Schmid Michael, Oehme Rainer, Schalasta Gunnar, Brockmann Stefan, Kimmig Peter, Enders Gisela
Institute for Virology, Infectiology and Epidemiology e,V, 70193 Stuttgart, Germany.
BMC Infect Dis. 2004 Jun 9;4:15. doi: 10.1186/1471-2334-4-15.
Noroviruses (NoV) have become one of the most commonly reported causative agents of large outbreaks of non-bacterial acute gastroenteritis worldwide as well as sporadic gastroenteritis in the community. Currently, reverse transcriptase polymerase chain reaction (RT-PCR) assays have been implemented in NoV diagnosis, but improvements that simplify and standardize sample preparation, amplification, and detection will be further needed. The combination of automated sample preparation and real-time PCR offers such refinements.
We have designed a new real-time RT-PCR assay on the LightCycler (LC) with SYBR Green detection and melting curve analysis (Tm) to detect NoV RNA in patient stool samples. The performance of the real-time PCR assay was compared with that obtained in parallel with a commercially available enzyme immunoassay (ELISA) for antigen detection by testing a panel of 52 stool samples. Additionally, in a collaborative study with the Baden-Wuerttemberg State Health office, Stuttgart (Germany) the real-time PCR results were blindly assessed using a previously well-established nested PCR (nPCR) as the reference method, since PCR-based techniques are now considered as the "gold standard" for NoV detection in stool specimens.
Analysis of 52 clinical stool samples by real-time PCR yielded results that were consistent with reference nPCR results, while marked differences between the two PCR-based methods and antigen ELISA were observed. Our results indicate that PCR-based procedures are more sensitive and specific than antigen ELISA for detecting NoV in stool specimens.
The combination of automated sample preparation and real-time PCR provided reliable diagnostic results in less time than conventional RT-PCR assays. These benefits make it a valuable tool for routine laboratory practice especially in terms of rapid and appropriate outbreak-control measures in health-care facilities and other settings.

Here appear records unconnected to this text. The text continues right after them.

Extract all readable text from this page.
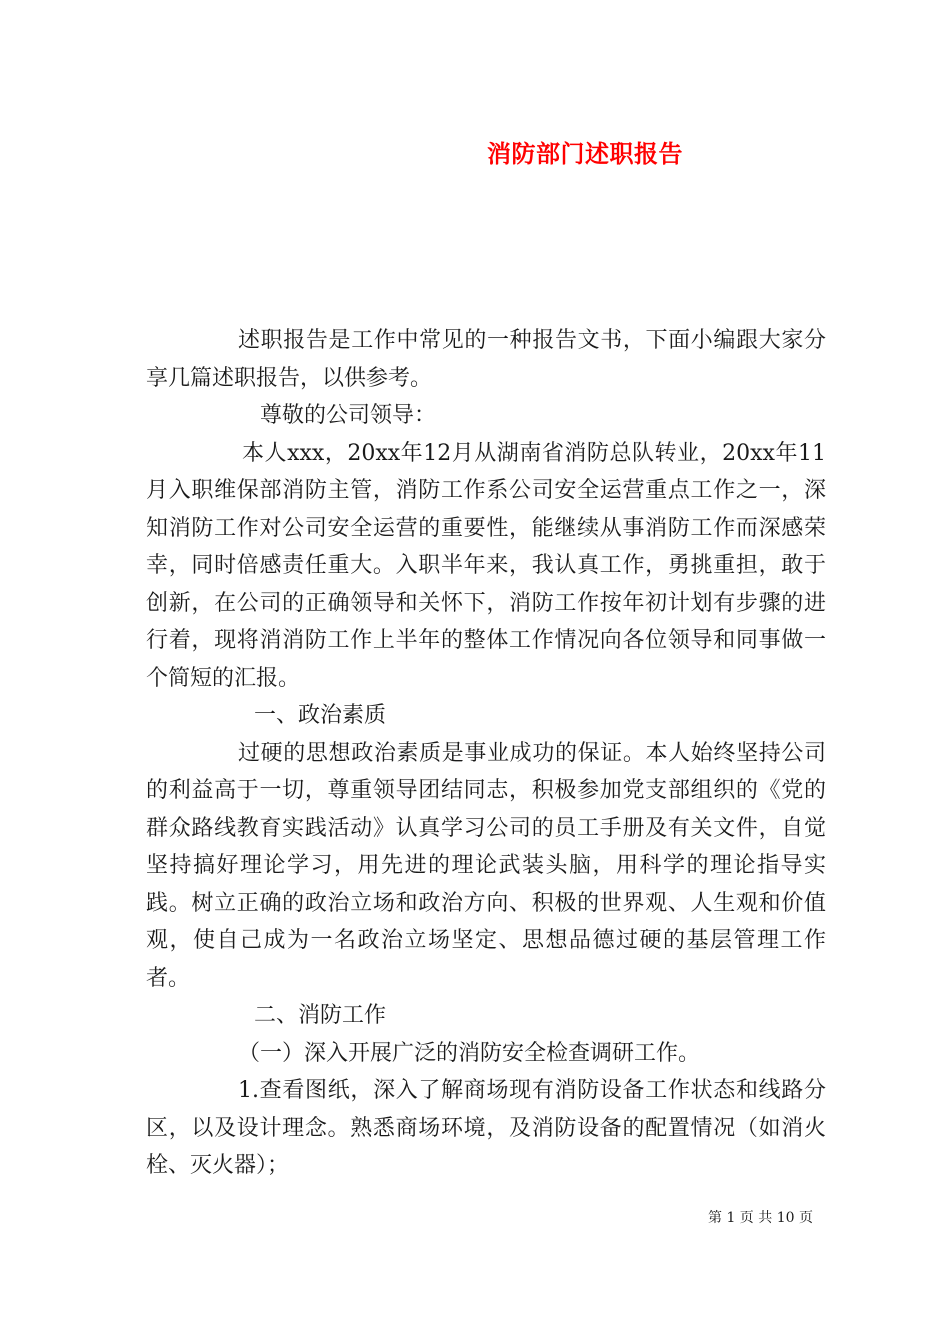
消防部门述职报告

述职报告是工作中常见的一种报告文书，下面小编跟大家分享几篇述职报告，以供参考。

尊敬的公司领导：

本人xxx，20xx年12月从湖南省消防总队转业，20xx年11月入职维保部消防主管，消防工作系公司安全运营重点工作之一，深知消防工作对公司安全运营的重要性，能继续从事消防工作而深感荣幸，同时倍感责任重大。入职半年来，我认真工作，勇挑重担，敢于创新，在公司的正确领导和关怀下，消防工作按年初计划有步骤的进行着，现将消消防工作上半年的整体工作情况向各位领导和同事做一个简短的汇报。

一、政治素质

过硬的思想政治素质是事业成功的保证。本人始终坚持公司的利益高于一切，尊重领导团结同志，积极参加党支部组织的《党的群众路线教育实践活动》认真学习公司的员工手册及有关文件，自觉坚持搞好理论学习，用先进的理论武装头脑，用科学的理论指导实践。树立正确的政治立场和政治方向、积极的世界观、人生观和价值观，使自己成为一名政治立场坚定、思想品德过硬的基层管理工作者。

二、消防工作

（一）深入开展广泛的消防安全检查调研工作。

1.查看图纸，深入了解商场现有消防设备工作状态和线路分区，以及设计理念。熟悉商场环境，及消防设备的配置情况（如消火栓、灭火器）；

第 1 页 共 10 页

诺如病毒(NoV)已成为全球非细菌性急性胃肠炎大规模暴发以及社区散发性胃肠炎最常报告的病原体之一。目前,逆转录聚合酶链反应(RT-PCR)检测法已应用于诺如病毒诊断,但仍需要进一步改进以简化和标准化样本制备、扩增及检测过程。自动化样本制备与实时PCR的结合提供了这样的改进。
我们在LightCycler(LC)上设计了一种新的实时RT-PCR检测法,采用SYBR Green检测和熔解曲线分析(Tm)来检测患者粪便样本中的诺如病毒RNA。通过检测一组52份粪便样本,将实时PCR检测法的性能与同时使用的用于抗原检测的市售酶免疫测定(ELISA)的性能进行比较。此外,在与德国斯图加特巴登-符腾堡州卫生办公室的一项合作研究中,由于基于PCR的技术现在被认为是粪便标本中诺如病毒检测的“金标准”,因此使用先前成熟的巢式PCR(nPCR)作为参考方法对实时PCR结果进行盲法评估。
通过实时PCR对52份临床粪便样本进行分析,结果与参考nPCR结果一致,而基于PCR的两种方法与抗原ELISA之间存在显著差异。我们的结果表明,基于PCR的方法在检测粪便标本中的诺如病毒时比抗原ELISA更敏感、更特异。
自动化样本制备与实时PCR相结合,能在比传统RT-PCR检测更短的时间内提供可靠的诊断结果。这些优点使其成为常规实验室实践中的一种有价值的工具,特别是在医疗保健机构和其他场所采取快速且适当的疫情控制措施方面。